The browser's hardware + software configuration is read out and hashed. Fingerprints can re-identify a user with 80–95% accuracy across cookie clears and incognito sessions, and ML systems now flag anti-fingerprint countermeasures by their inconsistency patterns.

### 2.1 Graphics / rendering
- **Canvas fingerprinting** — render text and shapes to an off-screen 2D canvas, hash the pixel output. GPU + driver + font hinting + AA settings each shift pixels deterministically.
- **WebGL fingerprinting** — read GPU vendor/renderer strings, shader precision, supported extensions, and run shader programs whose output varies by GPU model.
- **WebGPU fingerprinting** (newer) — the WebGPU adapter exposes more granular capability flags than WebGL; emerging high-entropy signal.
- **Font enumeration** — measure rendered glyph metrics for each font in a list to detect which fonts are installed.
- **Emoji rendering** — variant per OS/font version.

### 2.2 Audio
- **AudioContext fingerprinting** — process a known waveform through `OfflineAudioContext`, hash the output. Differs by audio stack version. Safari 17+ injects randomization in Private mode.

### 2.3 System/device
- `navigator.userAgent`, **User-Agent Client Hints** (`Sec-CH-UA-*`) — browser, version, platform, mobile flag, architecture, model, full version list.
- `navigator.hardwareConcurrency` — logical CPU count.
- `navigator.deviceMemory` — RAM bucket.
- `navigator.platform`, `navigator.oscpu`.
- `screen.width/height/availWidth/colorDepth`, `window.devicePixelRatio`.
- `Intl.DateTimeFormat().resolvedOptions().timeZone` and `Date.getTimezoneOffset()`.
- `navigator.languages`.
- **Battery Status API** (deprecated/removed in most browsers) — formerly used to correlate visits within ~30 minutes.
- **Network Information API** — connection type, downlink.
- **Permissions API** — query state for camera/mic/geo/notifications adds entropy.
- **Media devices** — `enumerateDevices()` returns deviceIds (per-origin hashed) and device labels once permission is granted.
- **Speech synthesis voices** — `speechSynthesis.getVoices()` reveals OS voice list.
- **Plugins / MIME types** — mostly empty in modern Chromium but still reads in some browsers.
- **Math/floating-point quirks** — small differences in `Math.tan`, `Math.exp` across CPUs/runtimes.
- **CSS feature detection** — `@media`, `prefers-color-scheme`, `prefers-reduced-motion`.
- **Sensor APIs** — Generic Sensor API exposes accelerometer, gyroscope, magnetometer, ambient light, orientation. Mobile-specific. Activity inference (walking/running/typing) is feasible.

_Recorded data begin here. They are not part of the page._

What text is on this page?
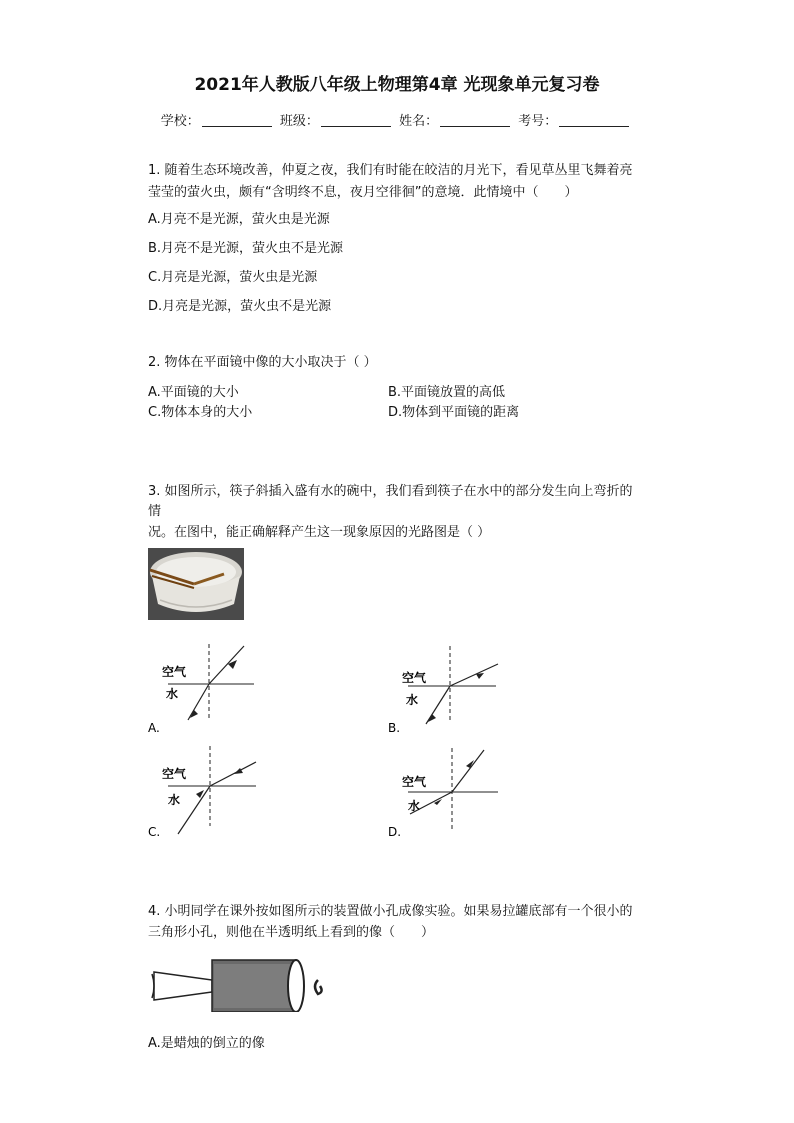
2021年人教版八年级上物理第4章 光现象单元复习卷
学校：	班级：	姓名：	考号：
1. 随着生态环境改善，仲夏之夜，我们有时能在皎洁的月光下，看见草丛里飞舞着亮
莹莹的萤火虫，颇有“含明终不息，夜月空徘徊”的意境．此情境中（　　）
A.月亮不是光源，萤火虫是光源
B.月亮不是光源，萤火虫不是光源
C.月亮是光源，萤火虫是光源
D.月亮是光源，萤火虫不是光源
2. 物体在平面镜中像的大小取决于（ ）
A.平面镜的大小	B.平面镜放置的高低
C.物体本身的大小	D.物体到平面镜的距离
3. 如图所示，筷子斜插入盛有水的碗中，我们看到筷子在水中的部分发生向上弯折的
情
况。在图中，能正确解释产生这一现象原因的光路图是（ ）
空气
水
A.
空气
水
B.
空气
水
C.
空气
水
D.
4. 小明同学在课外按如图所示的装置做小孔成像实验。如果易拉罐底部有一个很小的
三角形小孔，则他在半透明纸上看到的像（　　）
A.是蜡烛的倒立的像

### 2.4 Behavioral fingerprint additions
- **Mouse-movement curves** and **touch-event timing** carry per-user entropy beyond the static config.

---

## 3. Network- and protocol-level fingerprinting

These work even if the browser is locked down, because they happen below the JS layer.

- **IP address** — coarse geolocation, ASN, VPN/datacenter detection. Combined with a small fingerprint, often unique.
- **TCP/IP stack fingerprinting** (p0f-style) — TTL, window size, options ordering.
- **TLS JA3 / JA3S** — hash of the ClientHello (cipher list, extension order, EC curves, EC point formats). Largely superseded.
- **TLS JA4 / JA4+** — Cloudflare/AWS/VirusTotal industry standard. Sorts ciphers and extensions deterministically before hashing, which defeats the per-connection randomization Chrome and Firefox introduced. Used at the edge to flag headless browsers, automation libraries, and malware-family TLS stacks.
- **HTTP/2 fingerprinting** (Akamai) — SETTINGS frame values, window-update sizes, header order, priority frames. Headless browsers and HTTP libraries each have a recognizable pattern.
- **HTTP/3 / QUIC fingerprinting** — initial packet structure, transport parameters.
- **DNS-side observables** — the resolver sees every domain the user visits if not using DoH/DoT to a third party.
- **CNAME cloaking** — site sets up `analytics.example.com` and CNAMEs it to a tracker (Adobe, Eulerian, Pardot, etc.). The browser sees a first-party request, so cookies set on that subdomain dodge third-party-cookie blocking. Studies put adoption around 10–15% of EU enterprise sites. Safari (WebKit) caps the lifetime of cookies set on CNAME-cloaked responses to 7 days; Brave and Firefox uncloak via tracker lists.
- **WebRTC ICE candidate leak** — `RTCPeerConnection` enumerates local network IPs (192.168.x.x, etc.) and the public IP from STUN, regardless of VPN state, unless WebRTC is disabled or the browser is hardened (Brave, Tor, recent Firefox with `media.peerconnection.ice.proxy_only`).
- **WebSocket and EventSource** timing — long-lived connections with per-user IDs.
- **DNS prefetch / preconnect** — leaks intent before the user even clicks.

---

## 4. Behavioral and interaction telemetry

Captured by JS embedded on the page and sent to a backend.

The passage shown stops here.